Calls for special police tactics to be available across Sweden

The chairwoman of the Police Association West Region has said that police special tactics, known as Särskild polistaktik or SPT, should be available across Sweden, to use in demonstrations similar to those during the Easter weekend.

Calls for special police tactics to be available across Sweden

SPT, (Särskild polistaktik), is a tactic where the police work with communication rather than physical measures to reduce the risk of conflicts during events like demonstrations.

Tactics include knowledge about how social movements function and how crowds act, as well as understanding how individuals and groups act in a given situation. Police may attempt to engage in collaboration and trust building, which they are specially trained to do.

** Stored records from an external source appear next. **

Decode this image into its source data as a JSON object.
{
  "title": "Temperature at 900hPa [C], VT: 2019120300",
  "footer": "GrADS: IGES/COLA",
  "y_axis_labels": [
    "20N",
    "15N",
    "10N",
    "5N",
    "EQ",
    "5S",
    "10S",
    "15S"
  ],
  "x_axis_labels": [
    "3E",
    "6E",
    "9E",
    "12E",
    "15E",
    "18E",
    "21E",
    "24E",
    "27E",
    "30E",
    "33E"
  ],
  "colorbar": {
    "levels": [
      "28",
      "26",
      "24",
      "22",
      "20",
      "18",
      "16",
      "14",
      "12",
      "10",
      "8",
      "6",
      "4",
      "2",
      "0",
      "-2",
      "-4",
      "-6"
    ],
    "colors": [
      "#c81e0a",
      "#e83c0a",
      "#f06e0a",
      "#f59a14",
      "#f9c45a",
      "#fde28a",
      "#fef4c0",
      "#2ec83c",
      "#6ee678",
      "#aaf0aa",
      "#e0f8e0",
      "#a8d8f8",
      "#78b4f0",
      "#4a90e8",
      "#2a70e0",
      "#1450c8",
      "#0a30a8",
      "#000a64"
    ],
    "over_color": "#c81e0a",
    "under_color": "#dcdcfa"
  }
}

Katharina von Sydow, chairwoman of the Police Association West Region, told Swedish Radio P4 West that the concept should exist throughout the country.

“We have nothing to defend ourselves within 10 to 15 metres. We need tools to stop this type of violent riot without doing too much damage,” she said.

SPT is used in the West region, the South region and in Stockholm, which doesn’t cover all the places where the Easter weekend riots took place.

In the wake of the riots, police unions and the police’s chief safety representative had a meeting with the National Police Chief, Anders Tornberg, and demanded an evaluation of the police’s work. Katharina von Sydow now hopes that the tactics will be introduced everywhere.

“This concept must exist throughout the country”, she said.

During the Easter weekend around 200 people were involved in riots after a planned demonstration by anti-Muslim Danish politician Rasmus Paludan and his party Stram Kurs (Hard Line), that included the burning of the Muslim holy book, the Koran.

Police revealed on Friday that at least 104 officers were injured in counter-demonstrations that they say were hijacked by criminal gangs intent on targeting the police. 

Forty people were arrested and police are continuing to investigate the violent riots for which they admitted they were unprepared. 

Paludan’s application for another demonstration this weekend was rejected by police.

In Norway on Saturday, police used tear gas against several people during a Koran-burning demonstration after hundreds of counter-demonstrators clashed with police in the town of Sandefjord.